According to The Times, Medicare will cover the operation for people with severe emphysema in the upper part of their lungs, or people who have other types of emphysema but have very little ability to exercise. Only about 10,000 people are believed to have those forms of the disease.

People who receive the operation will also have to demonstrate that they are healthy enough to survive the procedure itself, and will be required to attend pre-operative counseling sessions to learn ways to improve survival and quality of life after the surgery.

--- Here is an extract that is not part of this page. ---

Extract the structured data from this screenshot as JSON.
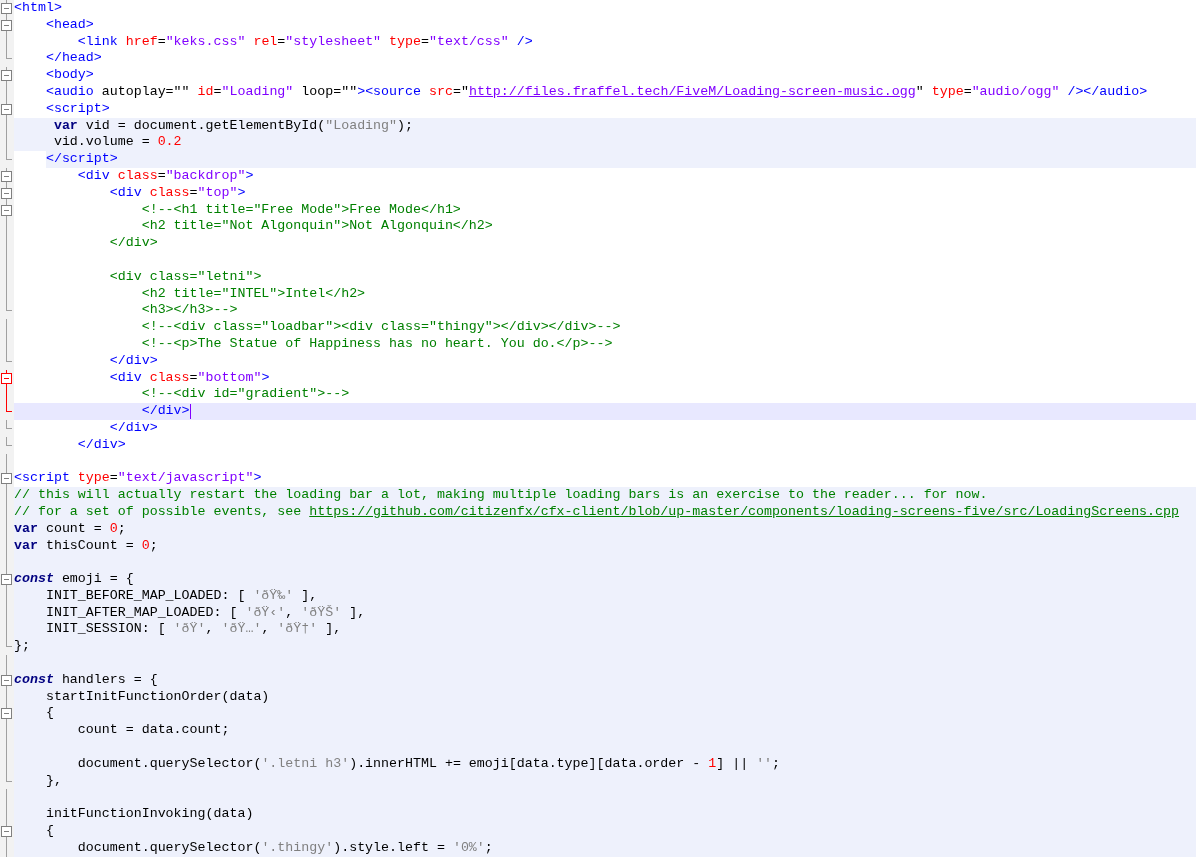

In the operation, 25 to 30 percent of the lung might be removed as doctors cut out diseased tissue to make it easier for healthy tissue to work. It costs between $30,000 and $70,000.

According to the Fred Hutchison Cancer Research Institute, the new procedure could cost Medicare up to $300 million a year.

Until now, Medicare did not cover lung reduction surgery because its effectiveness was in doubt. However, the National Emphysema Treatment Trial that started in 1996 showed that the procedure could improve quality of life for about 25 percent of patients, according to The Times.

However, in announcing the coverage decision, Medicare acknowledged that "findings from the (recent study) suggest that the estimated three-year cost-effectiveness ratios for (the surgery) as compared to medical therapy alone are unfavorable."

"However, (Medicare) believes that the benefits of LVRS outweigh the costs and that LVRS is likely to compare favorably with other surgical procedures when additional years of data are available."

Medicare costs are a concern because, like Social Security, the program is supported by payroll taxes. As baby boomers retire, fewer workers will be supporting more Medicare recipients, posing possible financing problems. The rising cost of medical care and the increasing lifespan of retirees exacerbate those problems.

According to the Congressional Budget Office, Medicare will rise as a portion of total federal expenditures from about 2.2 percent today to 9.6 percent in 2075.